Wealth Advisor (February 6, 2024)
Legislators are intensifying their calls for the reform of arbitration processes involving disputes between clients and wealth advisors. This marks a significant push towards altering the prevalent arbitration clauses in service agreements, which have been a point of contention for advocates of investor rights.
The proposed Investor Choice Act, supported by members of the Democratic Party in both the House of Representatives and the Senate, seeks to eliminate the mandatory use of arbitration forums for the resolution of client grievances against brokers, registered investment advisors (RIAs), and other financial service professionals. Furthermore, this legislation aims to eliminate clauses that prevent clients from initiating class-action lawsuits against their financial advisors.
Representative Bill Foster (D., Illinois), who introduced the bill in the House, emphasized that individuals should not have to forfeit their legal rights as a condition of receiving financial planning or investment services. He asserts that the legislation is a crucial step towards rectifying a system that, in its current form, disproportionately benefits advisors by allowing them to select arbitration venues and set the rules of engagement, often to the detriment of the client.
One of the main criticisms of the existing arbitration system is its limitation on the discovery process, as governed by the brokerage industry’s self-regulatory body, Finra. This limitation restricts clients’ access to vital information that could support their case, effectively creating a system that the authors of the bill describe as biased against consumers.
Senator Jeff Merkley (D., Oregon), the leading proponent of the bill in the Senate, highlighted the inherent conflict of interest in a system where the advisor or broker not only selects but also compensates the arbitrator, potentially promising future business. This, according to Senator Merkley, undermines the fairness and impartiality of the dispute resolution process.
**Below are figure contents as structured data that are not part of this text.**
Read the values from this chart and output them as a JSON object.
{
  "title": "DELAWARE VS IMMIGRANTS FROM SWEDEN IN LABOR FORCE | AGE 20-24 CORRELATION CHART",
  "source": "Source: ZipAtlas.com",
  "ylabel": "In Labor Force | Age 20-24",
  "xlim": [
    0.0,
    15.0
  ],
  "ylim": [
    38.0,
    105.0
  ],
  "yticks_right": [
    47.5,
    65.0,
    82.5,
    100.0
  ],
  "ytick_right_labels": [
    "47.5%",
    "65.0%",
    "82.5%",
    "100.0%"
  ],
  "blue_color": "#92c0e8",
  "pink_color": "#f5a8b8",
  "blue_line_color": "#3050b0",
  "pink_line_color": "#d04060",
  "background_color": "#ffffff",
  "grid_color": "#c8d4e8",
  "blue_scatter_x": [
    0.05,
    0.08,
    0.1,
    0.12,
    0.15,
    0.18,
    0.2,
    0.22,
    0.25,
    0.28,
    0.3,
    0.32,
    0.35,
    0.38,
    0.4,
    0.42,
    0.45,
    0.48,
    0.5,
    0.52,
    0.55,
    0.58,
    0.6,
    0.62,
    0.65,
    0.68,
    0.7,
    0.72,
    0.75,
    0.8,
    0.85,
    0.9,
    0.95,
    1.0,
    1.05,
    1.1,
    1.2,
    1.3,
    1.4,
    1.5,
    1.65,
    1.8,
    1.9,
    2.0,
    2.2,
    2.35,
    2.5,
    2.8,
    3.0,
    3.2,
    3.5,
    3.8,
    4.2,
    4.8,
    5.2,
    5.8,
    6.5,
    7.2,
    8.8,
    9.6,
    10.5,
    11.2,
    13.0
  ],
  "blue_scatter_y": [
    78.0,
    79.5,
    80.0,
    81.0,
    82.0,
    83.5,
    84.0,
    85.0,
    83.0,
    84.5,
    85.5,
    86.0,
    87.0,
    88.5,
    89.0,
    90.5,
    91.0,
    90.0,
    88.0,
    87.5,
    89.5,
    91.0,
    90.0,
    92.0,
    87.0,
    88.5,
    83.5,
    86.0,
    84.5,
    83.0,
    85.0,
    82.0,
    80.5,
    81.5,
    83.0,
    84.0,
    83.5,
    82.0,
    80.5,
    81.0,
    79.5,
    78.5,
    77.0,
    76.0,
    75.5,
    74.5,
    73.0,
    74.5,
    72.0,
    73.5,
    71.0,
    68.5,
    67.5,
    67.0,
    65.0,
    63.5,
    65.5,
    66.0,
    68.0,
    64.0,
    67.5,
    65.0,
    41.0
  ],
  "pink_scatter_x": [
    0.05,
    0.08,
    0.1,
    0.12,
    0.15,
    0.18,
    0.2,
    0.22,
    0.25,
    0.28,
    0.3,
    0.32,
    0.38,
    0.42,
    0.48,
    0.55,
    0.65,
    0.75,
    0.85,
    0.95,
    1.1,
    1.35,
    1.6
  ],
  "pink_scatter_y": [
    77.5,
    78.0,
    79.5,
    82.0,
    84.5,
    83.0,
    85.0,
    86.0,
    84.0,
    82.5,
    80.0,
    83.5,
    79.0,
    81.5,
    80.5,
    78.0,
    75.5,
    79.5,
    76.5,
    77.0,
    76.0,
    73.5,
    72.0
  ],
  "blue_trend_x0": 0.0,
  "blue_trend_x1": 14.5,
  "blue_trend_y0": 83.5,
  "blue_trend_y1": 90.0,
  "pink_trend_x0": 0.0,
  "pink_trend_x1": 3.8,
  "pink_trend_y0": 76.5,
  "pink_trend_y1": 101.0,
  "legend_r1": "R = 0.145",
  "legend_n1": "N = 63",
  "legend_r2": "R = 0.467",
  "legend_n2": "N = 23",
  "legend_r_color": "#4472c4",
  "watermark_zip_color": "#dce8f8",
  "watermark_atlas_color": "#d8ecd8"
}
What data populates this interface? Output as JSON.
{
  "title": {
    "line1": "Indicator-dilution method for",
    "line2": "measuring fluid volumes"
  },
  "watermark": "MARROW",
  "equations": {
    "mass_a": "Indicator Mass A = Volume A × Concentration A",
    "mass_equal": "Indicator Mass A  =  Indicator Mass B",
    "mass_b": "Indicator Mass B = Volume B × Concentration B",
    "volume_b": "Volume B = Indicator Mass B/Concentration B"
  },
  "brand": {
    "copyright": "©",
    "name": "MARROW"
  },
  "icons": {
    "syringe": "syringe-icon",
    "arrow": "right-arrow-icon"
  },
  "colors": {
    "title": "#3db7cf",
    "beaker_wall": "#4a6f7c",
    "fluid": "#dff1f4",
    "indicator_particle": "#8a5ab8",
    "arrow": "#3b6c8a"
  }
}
The Consumer Federation of America and the Public Investor Advocate Bar Association, among others, have voiced their support for the Investor Choice Act, pointing out the significant costs associated with arbitration and questioning the fairness of the process.
On the other hand, industry groups have defended arbitration as a more expedient alternative to court litigation. However, the debate has taken on a partisan character, with divisions emerging along party lines concerning the preservation of mandatory arbitration clauses and the allowance of class-action litigation.
The Securities and Exchange Commission (SEC), following directives from a 2022 funding bill, has been examining arbitration practices within the RIA sector. Unlike brokers, who typically resolve disputes through Finra, RIAs often engage private arbiters, predominantly from the American Arbitration Association, for dispute resolution.
The SEC’s findings reveal that a significant portion of advisors incorporate mandatory arbitration clauses in their service agreements, with a large majority opting for the American Arbitration Association as their preferred arbitration forum. However, the lack of transparency and public accessibility to arbitration outcomes and the accountability of advisors in fulfilling arbitration awards have been noted as areas of concern.
The SEC’s Office of the Investor Advocate recently issued a report critiquing forced-arbitration provisions and suggested that such practices could potentially breach the fiduciary duties of advisors by imposing undue costs and inconveniences on clients.
A newly formed coalition, supported by the backers of the Investor Choice Act, is actively campaigning for the abolition of forced arbitration, branding it as an unfair practice that benefits advisors at the expense of investors. Joe Peiffer, president of the Piaba, underscored the urgency of regulatory or legislative action to eliminate these practices, which he characterized as manipulative and detrimental to investor interests.